磐田戦の敗戦後、サポーター席からは、激しいブーイングが発せられました。
2試合連続のホームでの完封負け、しかも4連敗しているチームの低迷に、サポーターは苦しんでいます。けれど、誰よりも苦しんでいるのは、ピッチ上で必死に戦っている選手たちです。今後、選手とサポーターが、この状況をどう打開していくのか、サンフレの真価が問われる時だ、と思います。

さて、磐田戦は前節の鹿島戦同様、いい試合内容ながらも結果に結びつけられませんでした。けれど、この2試合を冷静に振り返ってみて、1つ言えることがあります。それは、守備意識が向上し、安定した戦いができるようになってきた、ということ。
守備が完全崩壊していた一時期の頃と比較すれば、間違いなく今現在のチーム状況は良くなっている、と思います。それは数字(失点数)が示しています。
そして、この守備の立て直しに貢献している1番の要因は、“フォア・ザ・チーム”に徹する佐藤寿人選手の献身的な守備にあるのではないか、と僕は思っています。
ただ、その反面、彼の得点が極端に減っているのも事実。そして、それが勝利から遠ざかっている大きな原因になっているのもまた事実。
この攻守における矛盾が、今現在、チームの抱えている課題なのかもしれません。

リーグ前半戦、チームを勝利に導いたのは、寿人を中心とした爆発的な攻撃力でした。苦しい時、寿人のゴールが、これまで何度もチームを救ってきました。

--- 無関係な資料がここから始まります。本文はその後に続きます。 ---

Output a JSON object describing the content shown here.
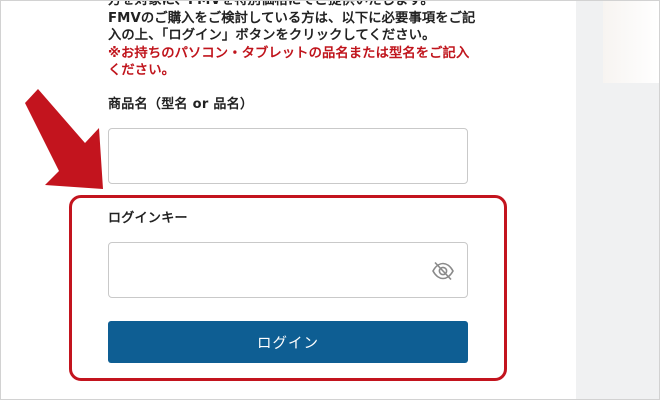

そして今は、J1残留に向けて、チームのために自分を犠牲にしながら、守備面でも貢献し、チームを引っ張っています。

チームのエースが決めた1点は特別なものです。1点以上の重みがあります。チーム全体に勢いを与え、勇気を与えます。そして、“フォア・ザ・チーム”に徹するエースの献身的な守備は、仲間の士気を高めます。特に、チームメイトが苦しんでいる時には尚更です。

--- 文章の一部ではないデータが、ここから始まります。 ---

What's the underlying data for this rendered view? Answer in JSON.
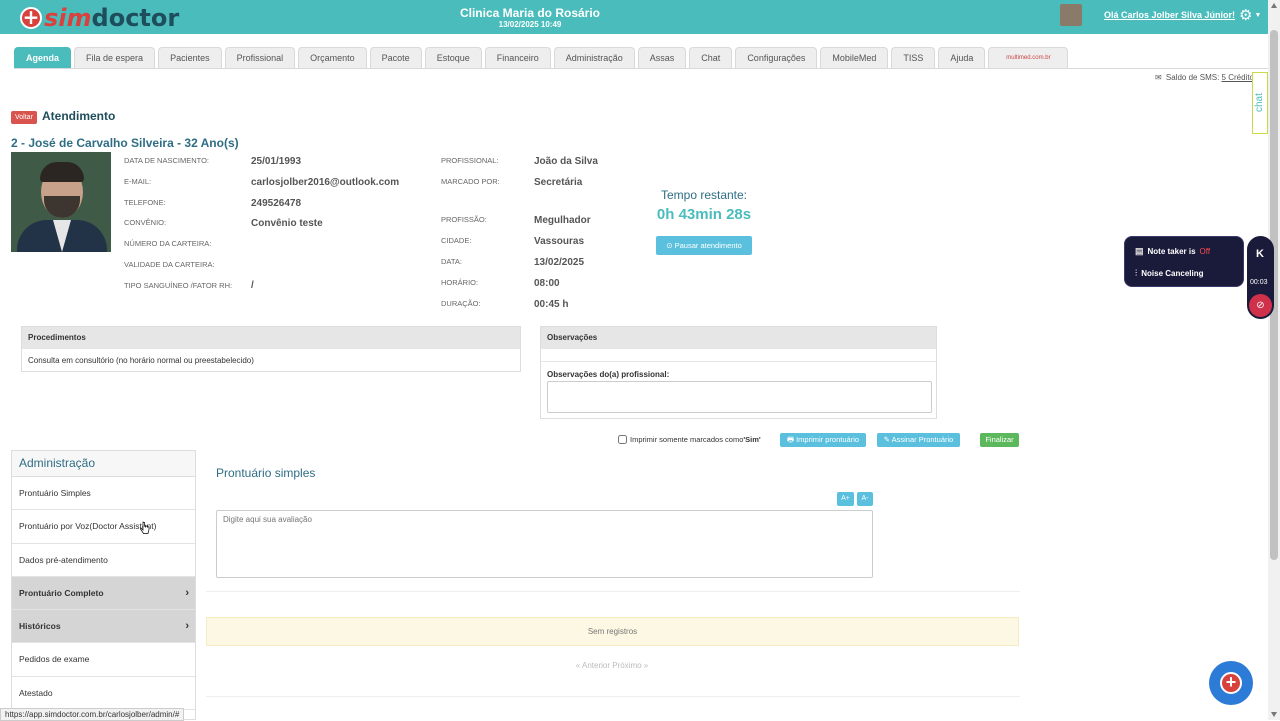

ならば、J2降格の危機に直面している今、チームを救えるのは、佐藤寿人ではないか、と思うのです。ストライカーとしてゴールを期待すると同時に、今までと同様に、守備面でもチームに貢献して欲しいのです。これは、容易なことではありません。でも、彼なら、きっとやってくれるはず。

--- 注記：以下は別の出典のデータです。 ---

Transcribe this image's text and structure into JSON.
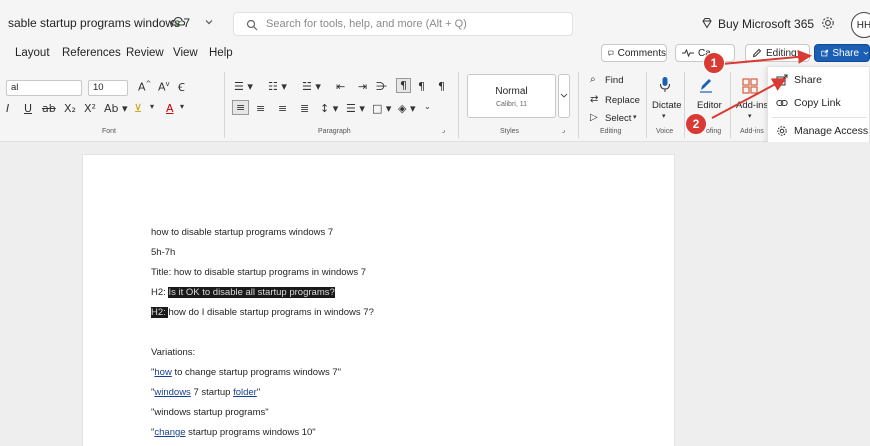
{
  "titlebar": {
    "doc_title": "sable startup programs windows 7",
    "search_placeholder": "Search for tools, help, and more (Alt + Q)",
    "buy_label": "Buy Microsoft 365",
    "avatar_initials": "HH"
  },
  "menu": {
    "items": [
      "Layout",
      "References",
      "Review",
      "View",
      "Help"
    ],
    "comments_label": "Comments",
    "catchup_label": "Ca",
    "editing_label": "Editing",
    "share_label": "Share"
  },
  "ribbon": {
    "font_name": "al",
    "font_size": "10",
    "font_label": "Font",
    "paragraph_label": "Paragraph",
    "styles_label": "Styles",
    "style_current": "Normal",
    "style_sub": "Calibri, 11",
    "find_label": "Find",
    "replace_label": "Replace",
    "select_label": "Select",
    "editing_group_label": "Editing",
    "dictate_label": "Dictate",
    "voice_label": "Voice",
    "editor_label": "Editor",
    "proofing_label": "ofing",
    "addins_label": "Add-ins",
    "addins_group_label": "Add-ins"
  },
  "share_menu": {
    "items": [
      {
        "label": "Share",
        "icon": "share-icon"
      },
      {
        "label": "Copy Link",
        "icon": "link-icon"
      },
      {
        "label": "Manage Access",
        "icon": "gear-icon"
      }
    ]
  },
  "annotations": {
    "badge1": "1",
    "badge2": "2",
    "color": "#d93a33"
  },
  "document": {
    "line1": "how to disable startup programs windows 7",
    "line2": "5h-7h",
    "line3": "Title: how to disable startup programs in windows 7",
    "h2a_prefix": "H2: ",
    "h2a_text": "Is it OK to disable all startup programs?",
    "h2b_prefix": "H2: ",
    "h2b_text": "how do I disable startup programs in windows 7?",
    "variations": "Variations:",
    "v1_q1": "\"",
    "v1_link": "how",
    "v1_rest": " to change startup programs windows 7\"",
    "v2_q": "\"",
    "v2_link1": "windows",
    "v2_mid": " 7 startup ",
    "v2_link2": "folder",
    "v2_end": "\"",
    "v3": "\"windows startup programs\"",
    "v4_q": "\"",
    "v4_link": "change",
    "v4_rest": " startup programs windows 10\""
  },
  "colors": {
    "share_button": "#1a5fb4",
    "annotation_red": "#d93a33"
  }
}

がむしゃらにボールへ食らいついていく寿人の姿は、仲間たちの闘志を増幅させるでしょう。そして、寿人のゴールが、みんなに勇気を与え、チームを蘇らせるのです。
J1残留を賭けた残り6試合、攻守両面における寿人の1つひとつのプレーに注目してください。彼なら、きっと、僕たちサポーターの期待に応えてくれます。

satou


なぜなら、佐藤寿人は、サンフレのエースだから。